I think with all these advices, you should be fine.
 

Supple

Banned
Throw out those CPU/GPU fans and switch to liquid cooling. Swap out mechanical hard drives with M.2 SSD/2.5 SSDs.
 

Monokrom

Member
My PC runs great on the majority of games, but it always sounds like a whirring jet engine... even with headphones on, i can still hear the blowing. I have 4 fans (3 are case fans, the 4th is my stock CPU cooler from ryzen) and the cable management is admittedly terrible... but besides those, my PC isn't out of the ordinary. What can i do to make it sound better? how do your builds sound?

be quiet! Dark Rock 4 Pro

285868

Get one of these, should do the trick. Stock cooler often suck.

 

Buggy Loop

Member
Water cooling is the answer.

Frustrated Clint Eastwood GIF


I had the 5600x in a meshilicious SFFPC with a mere Noctua NH-L12s and it was SILENT. Without even pbo 2 editing as i didn't bother with that until i got the more power hungry 5800x3d (still same case, same cooler, -35 pbo2 on all cores and stable, silent..). I can't imagine how silent and cool it would be in a normal sized case with a CPU cooler that is beefier than the NH-L12s.

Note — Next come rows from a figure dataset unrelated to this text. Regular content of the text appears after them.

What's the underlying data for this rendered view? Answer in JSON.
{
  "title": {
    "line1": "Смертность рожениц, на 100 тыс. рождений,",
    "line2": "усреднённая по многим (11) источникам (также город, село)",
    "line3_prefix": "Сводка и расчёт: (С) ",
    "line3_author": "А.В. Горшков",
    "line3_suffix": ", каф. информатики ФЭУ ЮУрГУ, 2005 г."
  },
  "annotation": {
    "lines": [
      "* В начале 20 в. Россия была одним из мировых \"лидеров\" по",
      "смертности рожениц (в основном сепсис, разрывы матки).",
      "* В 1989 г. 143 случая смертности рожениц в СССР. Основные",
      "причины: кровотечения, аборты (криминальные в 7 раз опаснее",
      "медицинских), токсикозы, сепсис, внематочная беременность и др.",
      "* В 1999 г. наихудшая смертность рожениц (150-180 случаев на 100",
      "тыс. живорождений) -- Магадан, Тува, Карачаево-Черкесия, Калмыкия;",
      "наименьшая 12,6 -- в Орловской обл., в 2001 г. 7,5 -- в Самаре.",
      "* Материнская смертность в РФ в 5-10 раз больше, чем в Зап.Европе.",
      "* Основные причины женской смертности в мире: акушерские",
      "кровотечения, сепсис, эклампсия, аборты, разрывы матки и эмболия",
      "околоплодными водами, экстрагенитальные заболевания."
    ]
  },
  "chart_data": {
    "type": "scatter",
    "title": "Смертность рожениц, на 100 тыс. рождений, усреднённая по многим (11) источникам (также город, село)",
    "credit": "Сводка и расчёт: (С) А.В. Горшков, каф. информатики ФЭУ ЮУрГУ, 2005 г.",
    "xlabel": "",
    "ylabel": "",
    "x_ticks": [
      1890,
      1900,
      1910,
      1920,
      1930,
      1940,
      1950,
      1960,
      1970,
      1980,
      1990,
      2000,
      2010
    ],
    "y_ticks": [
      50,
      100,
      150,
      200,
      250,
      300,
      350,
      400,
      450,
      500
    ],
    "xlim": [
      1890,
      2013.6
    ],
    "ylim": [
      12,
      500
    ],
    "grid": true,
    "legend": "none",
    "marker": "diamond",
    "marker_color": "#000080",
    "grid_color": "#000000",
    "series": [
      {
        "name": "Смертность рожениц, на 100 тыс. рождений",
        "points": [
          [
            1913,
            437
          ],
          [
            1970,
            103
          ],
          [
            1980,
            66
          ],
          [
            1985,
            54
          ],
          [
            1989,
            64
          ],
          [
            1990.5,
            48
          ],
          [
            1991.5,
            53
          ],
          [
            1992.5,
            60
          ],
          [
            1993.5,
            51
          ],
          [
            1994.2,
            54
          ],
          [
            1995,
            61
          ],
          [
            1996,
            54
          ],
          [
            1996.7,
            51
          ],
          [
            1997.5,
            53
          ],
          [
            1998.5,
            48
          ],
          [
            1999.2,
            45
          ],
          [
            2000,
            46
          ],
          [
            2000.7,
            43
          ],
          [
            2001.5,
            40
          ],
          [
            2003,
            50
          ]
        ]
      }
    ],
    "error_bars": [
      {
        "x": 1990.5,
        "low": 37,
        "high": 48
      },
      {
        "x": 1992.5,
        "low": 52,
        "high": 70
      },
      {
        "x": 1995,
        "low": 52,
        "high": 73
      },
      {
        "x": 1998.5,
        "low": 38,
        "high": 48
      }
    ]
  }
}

The gunking issues with AIO like the recall from arctic freezer, the pump noise, if it fails it goes to thrash while air coolers are easily maintained.. I don't recommend AIO. And...




64bitmodels 64bitmodels

Ryzen 5000 pbo2 tweaking


RDNA 2 undervolting


Fan curves in BIOS


Rip the AMD cooler out ASAP for something beefier.
 

TransTrender

Gold Member
Get a nicely designed airflow case, put an AIO cooler on your CPU, and get a hybrid AIO water cooled GPU. Not as good as a custom loop but you get most of the benefit.
 
Last edited:

DaGwaphics

Member
Set all the case fans to a steady RPM and use the same model for all fans. Stacking fans of the same noise profile doesn't amplify the noise much. Don't use the zero idle fan setting on the GPU, that will just allow the GPU to increase the ambient temp in the case before it even starts trying to cool it, go with a 30 or 40% minimum on the GPU if that is still in the quiet range for your card.